L’annonce de Delhaize de ce 7 mars c’est l’annonce de la diminution des acquis sociaux, la toute-puissance du patron et des travailleurs traités comme de la vulgaire marchandise interchangeable. Ce qui se joue aujourd’hui, c’est l’avenir de tout un secteur. Les travailleurs devraient accepter de perdre leurs acquis pour qu’une poignée d’actionnaires s’en mettent encore plus dans les poches?
Aujourd’hui c’est nous, mais demain ce sera qui? Mestdagh? Delhaize, Colruyt, Action, Auto 5?
Aujourd’hui, les travailleurs de Delhaize entament leur 6ème semaine de grève. Aujourd’hui, mes collègues sont devenus des guerriers! Aujourd’hui mes collègues se battent pour eux, mais aussi pour toi! Car la machine infernale est lancée et qu’elle ne s’arrêtera pas.

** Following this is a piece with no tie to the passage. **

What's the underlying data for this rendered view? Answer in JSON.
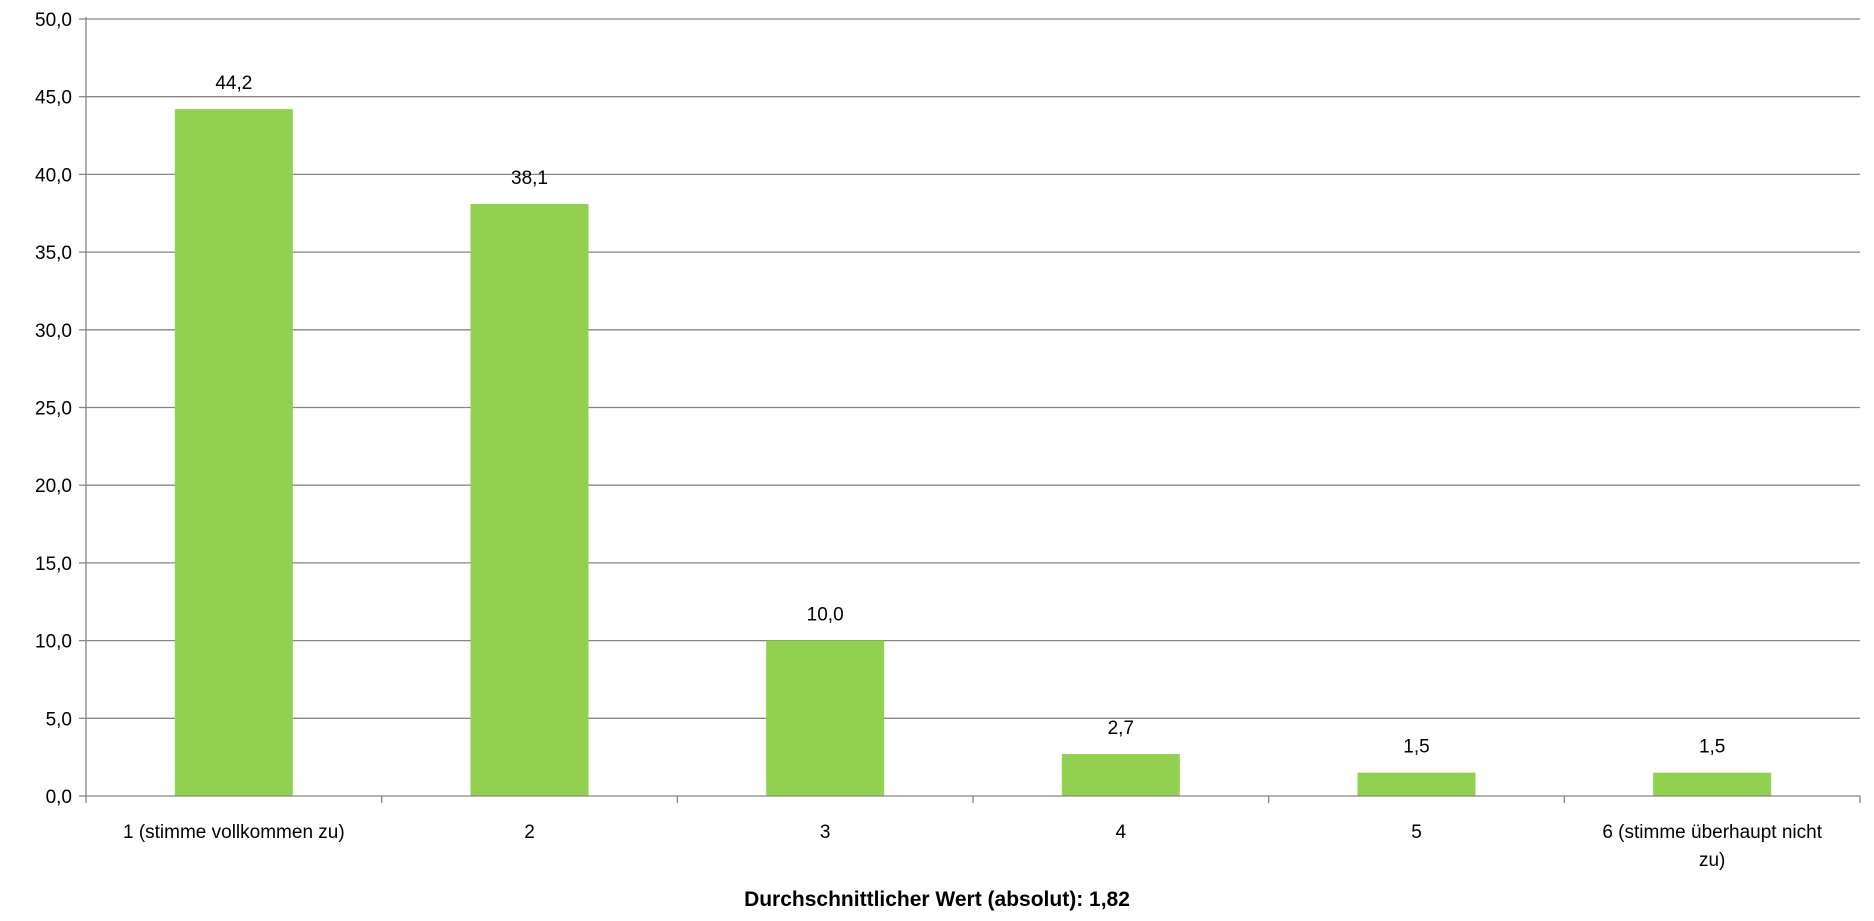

Aujourd’hui mes collègues sont fatigués et plus que jamais ils ont besoin de solidarité. Car aujourd’hui, la solidarité commence avec toi. Pour que notre slogan devienne celui de notre secteur, pour qu’il devienne celui de tous les secteurs et tous les travailleurs: "En toute franchise, non merci!"»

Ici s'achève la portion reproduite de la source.